Me collecting data with a tablet with the preloaded survey. All our data collection is done digitally. This year I had the chance to personally collect data from the youth participating in our annual RUFC Football and Health Camp. We seek to collect data from our campers to help inform and focus our educational efforts and to generate evidence of a sustainable and measurable impact resulting from our programming. Thanks to a strenuous collective effort, led by USC faculty and students and GHN (U) staff, we’ve managed to survey over 300 youth and compile a unique set of data. You can read the final survey report HERE. (Note – our research was approved by the necessary ethics committees in the US and in Uganda.)
RUFC team member surveying an adolescent girl participating in camp.
I feel very lucky to have had the opportunity to participate in the data collection and found great value in the process. By conducting interviews, I personally discovered a deeper connection with, and understanding of, the youth whom we serve. In asking questions regarding their knowledge and beliefs about health and wellness, I was reminded that the reason we fundraise and organize these camps is for the benefit of the youth. Their responses reinforced the need for health education programming and the need for RUFC (and me personally) to continue advocating and fundraising has never been clearer to me.

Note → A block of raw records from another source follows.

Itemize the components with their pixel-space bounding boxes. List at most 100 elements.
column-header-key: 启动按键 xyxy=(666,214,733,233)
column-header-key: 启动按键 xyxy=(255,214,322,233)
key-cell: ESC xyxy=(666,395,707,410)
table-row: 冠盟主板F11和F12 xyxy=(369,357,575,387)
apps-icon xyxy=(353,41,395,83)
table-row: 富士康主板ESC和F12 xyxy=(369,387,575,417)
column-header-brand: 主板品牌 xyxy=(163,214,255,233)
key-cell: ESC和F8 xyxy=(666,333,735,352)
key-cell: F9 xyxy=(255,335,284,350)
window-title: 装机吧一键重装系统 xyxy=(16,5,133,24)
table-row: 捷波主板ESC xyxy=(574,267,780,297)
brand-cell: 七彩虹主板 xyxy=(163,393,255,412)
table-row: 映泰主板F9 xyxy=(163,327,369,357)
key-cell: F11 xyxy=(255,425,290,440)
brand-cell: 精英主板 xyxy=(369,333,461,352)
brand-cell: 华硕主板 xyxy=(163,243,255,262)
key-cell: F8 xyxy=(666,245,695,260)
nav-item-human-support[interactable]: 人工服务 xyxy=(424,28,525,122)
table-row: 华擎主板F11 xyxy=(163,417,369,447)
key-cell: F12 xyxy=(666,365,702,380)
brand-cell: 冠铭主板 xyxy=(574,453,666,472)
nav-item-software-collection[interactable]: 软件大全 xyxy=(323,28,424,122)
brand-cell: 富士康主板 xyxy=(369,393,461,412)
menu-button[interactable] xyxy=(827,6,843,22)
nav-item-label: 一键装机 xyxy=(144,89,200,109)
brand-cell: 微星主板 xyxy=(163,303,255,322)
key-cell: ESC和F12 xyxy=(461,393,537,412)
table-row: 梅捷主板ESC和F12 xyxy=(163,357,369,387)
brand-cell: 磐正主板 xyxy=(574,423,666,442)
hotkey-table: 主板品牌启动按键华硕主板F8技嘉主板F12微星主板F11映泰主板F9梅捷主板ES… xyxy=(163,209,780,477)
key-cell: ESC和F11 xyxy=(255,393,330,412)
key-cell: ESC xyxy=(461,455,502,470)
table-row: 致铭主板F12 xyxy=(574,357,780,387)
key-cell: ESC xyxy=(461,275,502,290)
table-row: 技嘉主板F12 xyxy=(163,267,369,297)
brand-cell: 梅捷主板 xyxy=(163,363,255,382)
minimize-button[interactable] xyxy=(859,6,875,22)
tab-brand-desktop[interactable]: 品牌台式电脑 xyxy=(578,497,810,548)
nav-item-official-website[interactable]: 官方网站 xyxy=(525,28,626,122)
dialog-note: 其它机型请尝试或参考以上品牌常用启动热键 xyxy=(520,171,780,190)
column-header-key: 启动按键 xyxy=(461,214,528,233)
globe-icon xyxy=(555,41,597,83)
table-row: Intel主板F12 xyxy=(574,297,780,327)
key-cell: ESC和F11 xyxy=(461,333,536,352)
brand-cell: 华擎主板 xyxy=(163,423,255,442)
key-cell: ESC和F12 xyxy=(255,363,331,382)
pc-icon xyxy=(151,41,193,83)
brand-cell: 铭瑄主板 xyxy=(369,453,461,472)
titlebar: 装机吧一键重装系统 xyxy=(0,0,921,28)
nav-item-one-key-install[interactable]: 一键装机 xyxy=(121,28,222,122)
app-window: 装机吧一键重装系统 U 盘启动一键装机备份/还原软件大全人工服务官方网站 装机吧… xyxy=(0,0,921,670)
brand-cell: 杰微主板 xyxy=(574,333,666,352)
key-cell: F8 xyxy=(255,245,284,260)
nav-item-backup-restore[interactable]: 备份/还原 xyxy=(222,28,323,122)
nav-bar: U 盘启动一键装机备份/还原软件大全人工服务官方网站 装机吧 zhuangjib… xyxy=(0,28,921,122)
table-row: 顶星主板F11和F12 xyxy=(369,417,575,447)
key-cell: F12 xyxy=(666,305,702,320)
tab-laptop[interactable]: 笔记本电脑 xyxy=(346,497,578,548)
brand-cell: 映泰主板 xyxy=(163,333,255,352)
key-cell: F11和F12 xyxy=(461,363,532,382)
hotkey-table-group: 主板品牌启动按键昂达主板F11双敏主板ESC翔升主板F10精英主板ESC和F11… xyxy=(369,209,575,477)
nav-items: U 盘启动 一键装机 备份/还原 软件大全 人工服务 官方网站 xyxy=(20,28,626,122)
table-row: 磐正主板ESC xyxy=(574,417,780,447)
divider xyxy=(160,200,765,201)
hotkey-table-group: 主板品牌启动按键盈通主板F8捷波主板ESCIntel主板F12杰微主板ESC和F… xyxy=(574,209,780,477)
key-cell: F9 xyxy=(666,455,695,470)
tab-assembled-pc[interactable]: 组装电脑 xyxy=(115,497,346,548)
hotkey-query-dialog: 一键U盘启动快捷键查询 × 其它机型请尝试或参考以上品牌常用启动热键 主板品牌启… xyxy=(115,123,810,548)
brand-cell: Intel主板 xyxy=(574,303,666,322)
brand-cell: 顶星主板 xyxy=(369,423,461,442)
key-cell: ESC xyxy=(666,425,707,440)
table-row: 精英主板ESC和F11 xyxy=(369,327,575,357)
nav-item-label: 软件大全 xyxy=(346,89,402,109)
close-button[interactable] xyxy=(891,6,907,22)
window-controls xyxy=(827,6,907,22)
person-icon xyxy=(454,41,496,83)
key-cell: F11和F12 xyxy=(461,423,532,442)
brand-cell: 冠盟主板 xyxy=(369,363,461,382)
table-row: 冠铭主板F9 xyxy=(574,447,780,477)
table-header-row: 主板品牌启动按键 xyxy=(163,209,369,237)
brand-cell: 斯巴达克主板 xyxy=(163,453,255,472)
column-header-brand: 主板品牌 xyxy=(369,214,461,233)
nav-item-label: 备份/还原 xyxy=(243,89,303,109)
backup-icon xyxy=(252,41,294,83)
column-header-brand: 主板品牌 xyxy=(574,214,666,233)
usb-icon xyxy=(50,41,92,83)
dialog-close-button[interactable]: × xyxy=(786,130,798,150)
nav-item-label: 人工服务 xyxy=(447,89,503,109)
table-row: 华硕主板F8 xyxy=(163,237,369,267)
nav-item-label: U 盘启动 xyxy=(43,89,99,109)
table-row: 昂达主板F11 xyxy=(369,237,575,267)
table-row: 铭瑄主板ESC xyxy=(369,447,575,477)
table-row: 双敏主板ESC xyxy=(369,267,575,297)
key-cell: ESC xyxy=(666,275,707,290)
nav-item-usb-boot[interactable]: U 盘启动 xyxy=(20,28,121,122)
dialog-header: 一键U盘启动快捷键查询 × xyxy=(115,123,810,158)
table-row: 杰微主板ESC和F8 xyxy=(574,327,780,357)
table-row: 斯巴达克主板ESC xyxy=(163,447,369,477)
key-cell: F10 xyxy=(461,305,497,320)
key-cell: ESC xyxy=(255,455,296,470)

Me participating on a panel as part of Globemed USC’s annual event. Last March, I served on a panel at USC and the panelists spoke extensively about the disconnect between the benefactor and beneficiary in philanthropy. One of the panelist used the example of an organization purchasing and distributing numerous mosquito nets, only for them to be used as fishing nets. I argued then, and still believe now, that the organization in question was wrong in assuming that malaria was the most pressing problem for this community. Or that their ‘misuse’ of the nets was ill-informed or ‘wrong’. Based on their behavior, I argued, food security or economic income from fish was clearly perceived as more important than the need to sleep under a net. One of the things I have learned over the past five years is that data needs to be collected and communities need to inform any effective programming. This is true for RUFC, there are gaps that lie between us and the communities we seek to assist. Through the data collection and analysis process, I believe we have taken steps towards overcoming that gap. In addition, data collection and analysis is likely to be integral to many of the career paths which I will have to decide between in the coming years. It couldn’t hurt to get a little head start!